Pretend students have instant brain-chip access to all facts and solutions to all your exams and programming projects. (This is not a far-fetched scenario.)

  • What are the most important skills for them to develop?
  • What do you teach them?
  • How do you teach it?

I like this thought experiment because it:

  • Forces us to focus on the core skills that are really important.
  • Handles situations where the tooling (e.g.
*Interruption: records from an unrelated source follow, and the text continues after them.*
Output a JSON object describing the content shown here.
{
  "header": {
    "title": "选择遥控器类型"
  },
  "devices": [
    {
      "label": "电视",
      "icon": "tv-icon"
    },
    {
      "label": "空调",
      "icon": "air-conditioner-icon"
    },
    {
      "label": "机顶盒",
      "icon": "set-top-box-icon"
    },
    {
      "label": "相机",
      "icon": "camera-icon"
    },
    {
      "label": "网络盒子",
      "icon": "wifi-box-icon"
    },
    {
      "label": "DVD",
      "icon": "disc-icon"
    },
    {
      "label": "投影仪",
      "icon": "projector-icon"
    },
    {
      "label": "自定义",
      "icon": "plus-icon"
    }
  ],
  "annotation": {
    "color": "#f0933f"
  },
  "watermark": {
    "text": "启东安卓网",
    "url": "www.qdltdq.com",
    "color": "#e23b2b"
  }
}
AI) punches a hole in our assessments.
  • Allows for the leveraging of the exact tools will be used at work to great effect (e.g. ChatGPT, Stack Overflow, YouTube, etc.).

Learning a Language

  • Knowing the language syntax.

    This is things like what statements (like if and for) you can use, how to define variables, functions, classes, and data structures, and what punctuation does.

    This is usually fairly straightforward, even in more complex languages. There's just not much syntax there, and you probably don't need all of it to get your work done.

  • Knowing what libraries are available.

    This is a much bigger task. Python, for example, has a massive standard library full of functionality you can leverage.